Panels of street art have been installed on Paris's Pont des Arts to replace the hundreds of thousands of "love locks" that weighed down the bridge's balustrade until the city began removing them last week.
The temporary exhibition on the theme of love, assembled by Paris gallerist Mehdi Ben Cheikh, is intended to cover the railing with an alternative attraction for romantics no longer able to immortalize their love by attaching a padlock and throwing the key into the River Seine.
Among the works is one by the Franco-Tunisian street artist eL Seed, known for mixing Arabic calligraphy and graffiti in "calligraffiti."
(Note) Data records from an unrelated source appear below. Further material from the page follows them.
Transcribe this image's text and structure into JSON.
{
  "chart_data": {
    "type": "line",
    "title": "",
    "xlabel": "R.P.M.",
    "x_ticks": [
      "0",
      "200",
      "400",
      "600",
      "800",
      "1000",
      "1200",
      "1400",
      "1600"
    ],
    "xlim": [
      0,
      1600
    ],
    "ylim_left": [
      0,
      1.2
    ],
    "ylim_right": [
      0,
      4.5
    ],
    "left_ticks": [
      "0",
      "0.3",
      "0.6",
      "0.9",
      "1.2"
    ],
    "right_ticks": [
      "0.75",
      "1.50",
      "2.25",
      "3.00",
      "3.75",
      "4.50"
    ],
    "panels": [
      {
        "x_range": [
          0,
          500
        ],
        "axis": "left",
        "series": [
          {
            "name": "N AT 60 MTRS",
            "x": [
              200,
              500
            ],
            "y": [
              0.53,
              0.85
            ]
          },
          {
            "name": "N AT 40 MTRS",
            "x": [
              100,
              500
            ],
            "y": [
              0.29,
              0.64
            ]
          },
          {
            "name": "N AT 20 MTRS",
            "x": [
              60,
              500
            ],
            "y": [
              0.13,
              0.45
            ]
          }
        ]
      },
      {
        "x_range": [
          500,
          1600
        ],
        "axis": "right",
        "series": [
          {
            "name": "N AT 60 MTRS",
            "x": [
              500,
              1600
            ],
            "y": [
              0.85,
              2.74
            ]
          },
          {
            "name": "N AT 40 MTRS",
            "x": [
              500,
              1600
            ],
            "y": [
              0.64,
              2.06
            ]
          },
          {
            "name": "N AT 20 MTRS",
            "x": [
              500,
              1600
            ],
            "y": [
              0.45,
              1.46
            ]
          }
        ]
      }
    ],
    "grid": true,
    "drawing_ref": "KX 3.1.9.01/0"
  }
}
His work, spelled out in pink Arabic letters, is a quote from "Le Pere Goriot" by the 19th-century novelist Honore de Balzac: "Paris is in truth an ocean: you can plumb it but you'll never know its depths."
"I thought it was brave ... to put up an Arabic sentence in Paris," Cheikh said. "It's not only a language of terrorists, it's the language of a whole people across the world ... who are very open, with an extremely spiritual dimension in their religion too."
The street artist was born in the suburbs of Paris to Tunisian parents, and is known for his decoration of the 47-meter-high minaret on the Jara mosque in Gabes in southern Tunisia.
Alongside eL Seed's panel are other love-themed works by the street artists Brusk, Pantonio and Jace.
Workmen began taking off the padlocks last week after a section of railing collapsed under their weight.
The graffiti panels will be replaced by plexiglass later this year.